Von Markus Zimmermann

Sa, 28. September 2019

Denzlingen

Thomas Hammelmann zeigt in Denzlingen eine Ausstellung, die Überraschendes bereithält / Bis Ende Oktober im Alten Rathaus.

DENZLINGEN. Oft entsteht Kunst im Atelier, bevor sie verpackt und in die Galerie getragen wird. Ganz anders verhält es sich mit den Installationen von Thomas Hammelmann. Sie entstehen im Kopf und realisieren sich erst in den Ausstellungsräumen. Die Galerie im Alten Rathaus ist damit bis Ende Oktober nicht nur ein Ort der Präsentation. In ihr verwirklicht sich künstlerische Arbeit, Kunst ist dort ein lebendiges Ereignis.

Weniger deutlich wird dies beim Betreten des "Intro-Raums", wie Hammelmann den mittleren Galerieraum bezeichnet. Die dort gezeigten Skulpturen führen in seine Motivik ein, machen vertraut mit dem, was in den anderen Räumen immer wieder auftaucht. Und diese Skulpturen stehen zugleich auch für sich und die Themen Ordnung und Zerbrechlichkeit.

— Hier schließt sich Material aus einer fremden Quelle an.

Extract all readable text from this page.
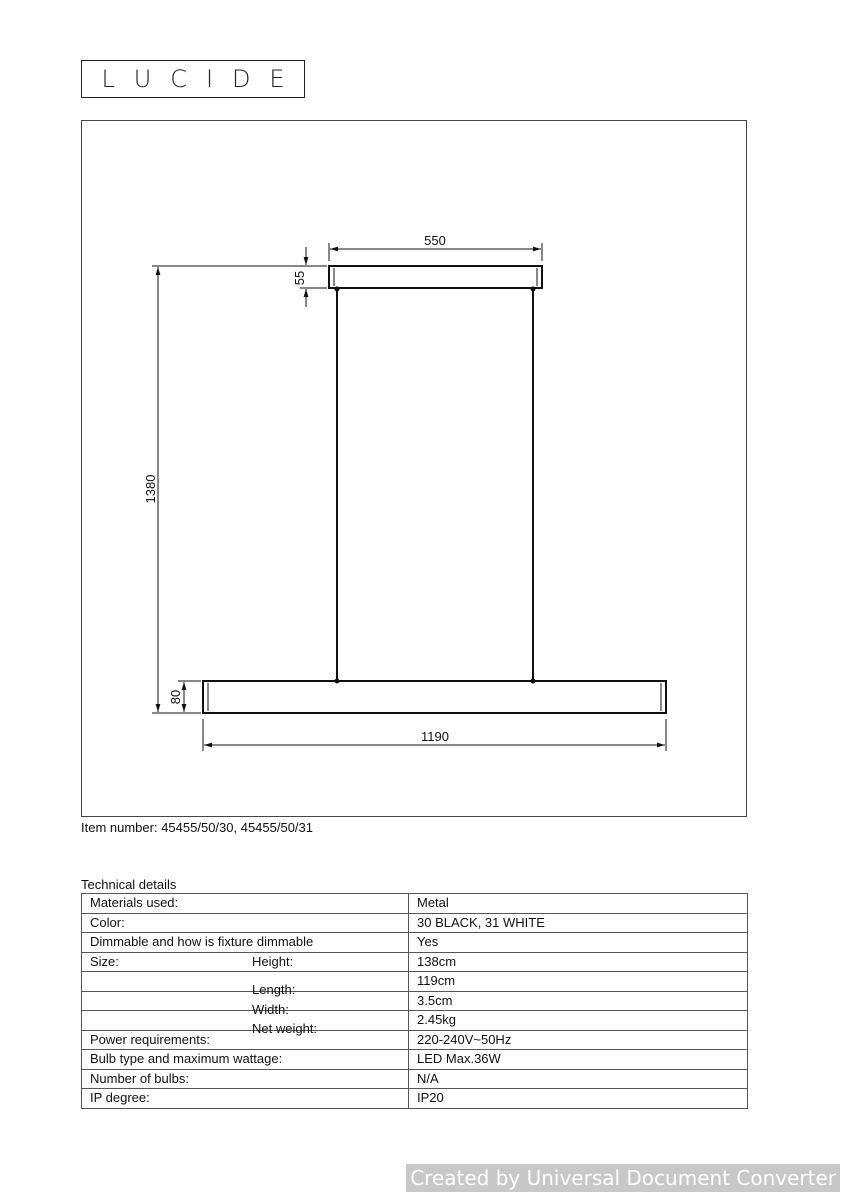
L U C I D E
550
55
1380
80
1190
Item number: 45455/50/30, 45455/50/31
Technical details
Materials used:	Metal
Color:	30 BLACK, 31 WHITE
Dimmable and how is fixture dimmable	Yes
Size: Height:	138cm

Length:	119cm

Width:	3.5cm

Net weight:	2.45kg
Power requirements:	220-240V~50Hz
Bulb type and maximum wattage:	LED Max.36W
Number of bulbs:	N/A
IP degree:	IP20
Created by Universal Document Converter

Mit seinen Zahnradobjekten scheint der 55-Jährige etwas Vertrautes anzubieten, das bei näherer Betrachtung jedoch ganz aus der geordneten Vorstellungswelt herausfällt. Seine Zahnräder, Symbole für ein stabiles Ineinandergreifen, sind als Gies-Keramik höchst zerbrechlich, die Gestelle, in denen sie fixiert und angeordnet sind, erwecken nur den Eindruck, aus stabilem Metall zu sein. Die bildhaften Arbeiten, geordnete Papierbilder, die mit Laser geschnitten wurden, spielen mit scheinbarer Stabilität und deutlicher Fragilität. "Es ist eben nicht alles wie es scheint", so Hammelmann, der Philosophie und Musikwissenschaften studiert hat.

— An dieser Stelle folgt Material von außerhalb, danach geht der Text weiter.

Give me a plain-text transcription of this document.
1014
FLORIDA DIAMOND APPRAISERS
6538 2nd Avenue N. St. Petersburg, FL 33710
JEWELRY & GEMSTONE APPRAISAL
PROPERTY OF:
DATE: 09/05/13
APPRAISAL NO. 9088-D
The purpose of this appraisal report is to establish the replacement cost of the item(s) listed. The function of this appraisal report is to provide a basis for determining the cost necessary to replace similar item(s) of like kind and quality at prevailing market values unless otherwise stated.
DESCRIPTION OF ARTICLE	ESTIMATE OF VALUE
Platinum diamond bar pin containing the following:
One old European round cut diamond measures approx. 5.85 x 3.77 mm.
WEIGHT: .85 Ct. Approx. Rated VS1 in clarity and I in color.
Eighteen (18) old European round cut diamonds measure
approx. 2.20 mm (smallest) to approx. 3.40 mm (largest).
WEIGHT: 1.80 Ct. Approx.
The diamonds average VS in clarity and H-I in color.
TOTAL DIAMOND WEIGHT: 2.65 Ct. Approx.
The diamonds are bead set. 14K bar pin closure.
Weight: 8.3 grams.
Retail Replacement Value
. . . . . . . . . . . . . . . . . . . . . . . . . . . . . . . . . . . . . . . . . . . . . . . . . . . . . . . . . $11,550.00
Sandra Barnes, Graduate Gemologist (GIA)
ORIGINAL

Was sich in diesen Arbeiten als Konzept andeutet, setzt Hammelmann in den anderen Räumen fort. Schon seit den Anfängen ist der gebürtige Dortmunder mit Computertechnik und Videografie vertraut, beides setzt er nun höchst spannend ein. Per Zufallsgenerator entstehen so auf Bildschirmen Zeichnungen, werden Bilder übermalt und ständig verändert, entsteht scheinbare Ordnung, die sich dann wieder auflöst. Durchaus auch auf Bestreben des Betrachters hin, der die Möglichkeit hat, per Knopf den Prozess zu stoppen, auf Neustart zu setzen. Wiederholen, oder das, was eben war, zurückholen, kann er dadurch nicht. Mit dem Druck auf den Knopf verschwindet Einmaliges, beginnt die Kreation des Einmaligen neu.

Ganz so direkt in den schöpferischen Prozess geht es in der ganzräumigen Videoinstallation im dritten Raum nicht. Bewegte Bilder verleihen dort filigranen Skulpturen Lebendigkeit, die Ordnung des Objekts zerbricht in der Bewegung, was sich durch die eigene Bewegung, durch Perspektivwechsel potenzieren lässt.

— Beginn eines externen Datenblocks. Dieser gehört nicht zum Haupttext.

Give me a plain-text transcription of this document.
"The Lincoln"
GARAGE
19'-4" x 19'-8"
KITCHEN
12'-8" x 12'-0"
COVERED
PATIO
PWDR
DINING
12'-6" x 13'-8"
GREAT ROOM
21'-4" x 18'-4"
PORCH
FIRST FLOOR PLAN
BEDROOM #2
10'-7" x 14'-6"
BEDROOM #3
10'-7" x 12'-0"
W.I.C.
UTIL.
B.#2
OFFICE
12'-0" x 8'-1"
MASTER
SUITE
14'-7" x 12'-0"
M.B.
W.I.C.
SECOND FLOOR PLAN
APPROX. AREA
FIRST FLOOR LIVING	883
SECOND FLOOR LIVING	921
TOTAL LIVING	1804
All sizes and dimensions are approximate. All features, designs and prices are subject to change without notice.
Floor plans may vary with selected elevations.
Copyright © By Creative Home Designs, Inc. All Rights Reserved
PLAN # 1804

Unendlich viele Möglichkeiten bieten so die Arbeiten von Hammelmann, der sich selbst mit der Bezeichnung Künstler nicht wirklich anfreunden kann. "Das klingt so eitel." Er fühlt sich Handwerkern oder allgemein Menschen, die etwas gut können, verbundener. "Künstler machen nichts besser, sie machen nur etwas anderes", erklärt er. Wer seine Ausstellung besucht, sollte auch etwas anders machen: Er sollte ganz besonders viel Zeit mitbringen.

Die Ausstellung "Ordnung und Zerbrechlichkeit – Neue Medien, Papier und Skulptur" von Thomas Hammelmann ist in der Galerie im Alten Rathaus bis 27. Oktober immer samstags und sonntags von 15 bis 18 Uhr zu sehen.